I followed roughly this path until I was in my late 30s. Now have a startup that is growing because we put in essentially 5 years of groundwork, while working full time day jobs, building product in an industry that isn’t sexy, being “lucky” (patient/observant) enough to ride a new federal regulation, having go throw away an entire product after 2 years and starting a new product in the same space/customers, showing customers we were in it for the long haul FOR THEM, with a well rounded seasoned founding team, business model first, taking the right amount of investment from the right investors at the right time.

In that way I think entrepreneurship IS actually a lifestyle, but the behaviors are not what OP alludes to.

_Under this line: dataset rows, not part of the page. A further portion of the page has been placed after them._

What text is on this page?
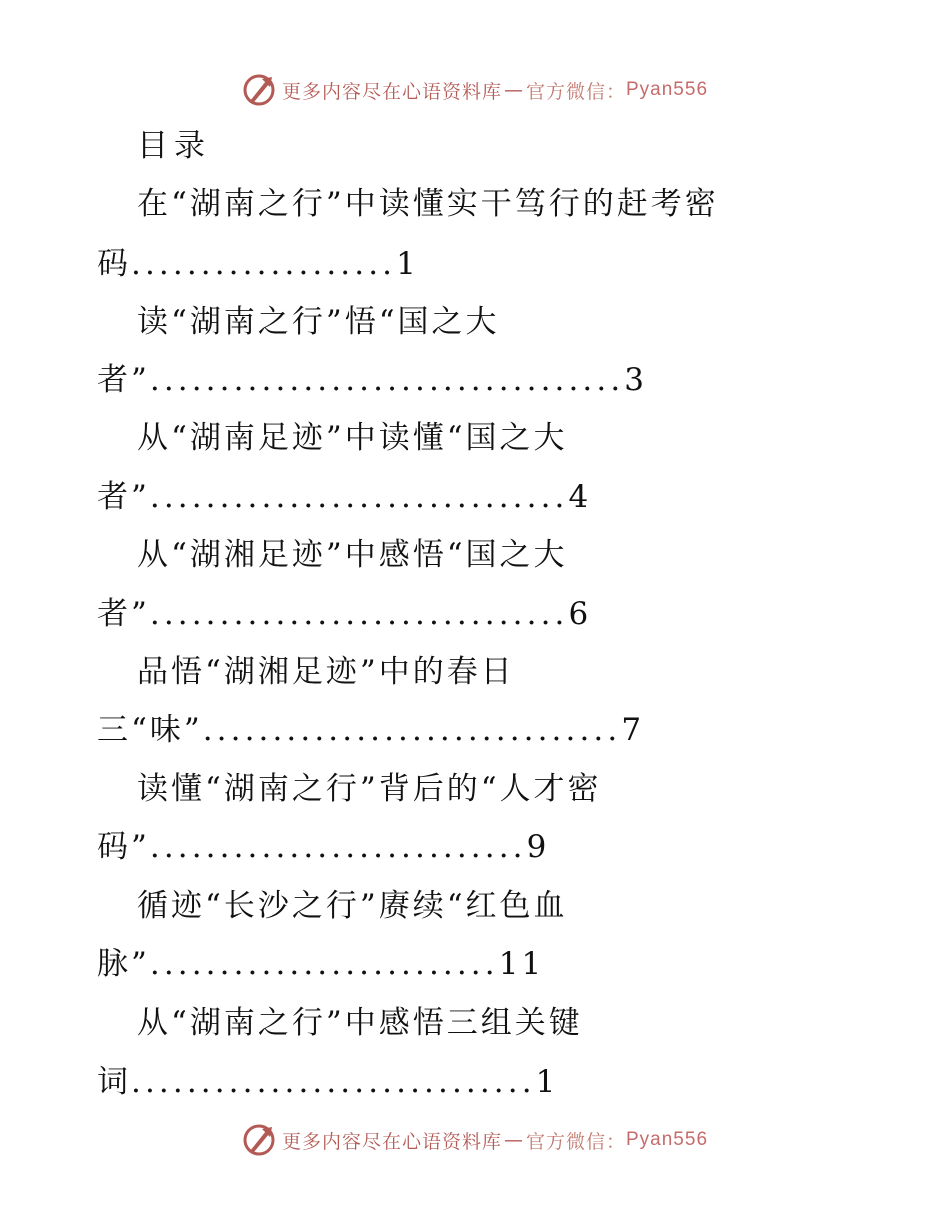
更多内容尽在心语资料库 — 官方微信： Pyan556
目录
在“湖南之行”中读懂实干笃行的赶考密
码...................1
读“湖南之行”悟“国之大
者”..................................3
从“湖南足迹”中读懂“国之大
者”..............................4
从“湖湘足迹”中感悟“国之大
者”..............................6
品悟“湖湘足迹”中的春日
三“味”..............................7
读懂“湖南之行”背后的“人才密
码”...........................9
循迹“长沙之行”赓续“红色血
脉”.........................11
从“湖南之行”中感悟三组关键
词.............................1
更多内容尽在心语资料库 — 官方微信： Pyan556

The lifestyle is falling in love with a problem or a type of customer or both and just seeing what you can do to help while building a business along the way…SUSTAINABLY. If your version of lifestyle is somehow BEING caught up in acting a certain way based on influence (I have no idea what an indie hacker is), that seems destined for failure.

TLDR. Go live your life, get a normal job to build security, don’t try and start a company at all, wait for a problem/opportunity to find you.




This is the right model. The vast majority of successful startups I've seen in my extended circle of friends didn't target other programmers or programmer-like consumers.

Most startups try to build another database, web framework, or data service, or whatnot, because that's the problem programmers are familiar with. The next ones are consumer products, assuming consumers look like SFO. The competition is fierce, and very few succeed.

My experience is that in virtually any other industry -- I don't care if you're in construction, shipbuilding, or farming -- there will be many low-hanging fruit which people in that industry won't be competent to solve. If you:

- go into some (nearly random) industry;

- keep your head up enough to gain an understanding how it works; and

- build out a network of connections you trust and who trust you

entrepreneurship is easy.

I guess the other piece is keeping your toe deep enough in tech that you can pull together a good team and solve problems a typical IT department can't solve. But that should be the easy part for readers here.

You can even start consulting. In the same way as a tech company doesn't want to outsource its core competency but is happy to outsource legal, payroll, and similar, the opposite is true in most industry. I've seen industries on HN where you (the typical HN reader) could outperform a whole 20-person team because the tech they hire is so incompetent. That's not a tough sell.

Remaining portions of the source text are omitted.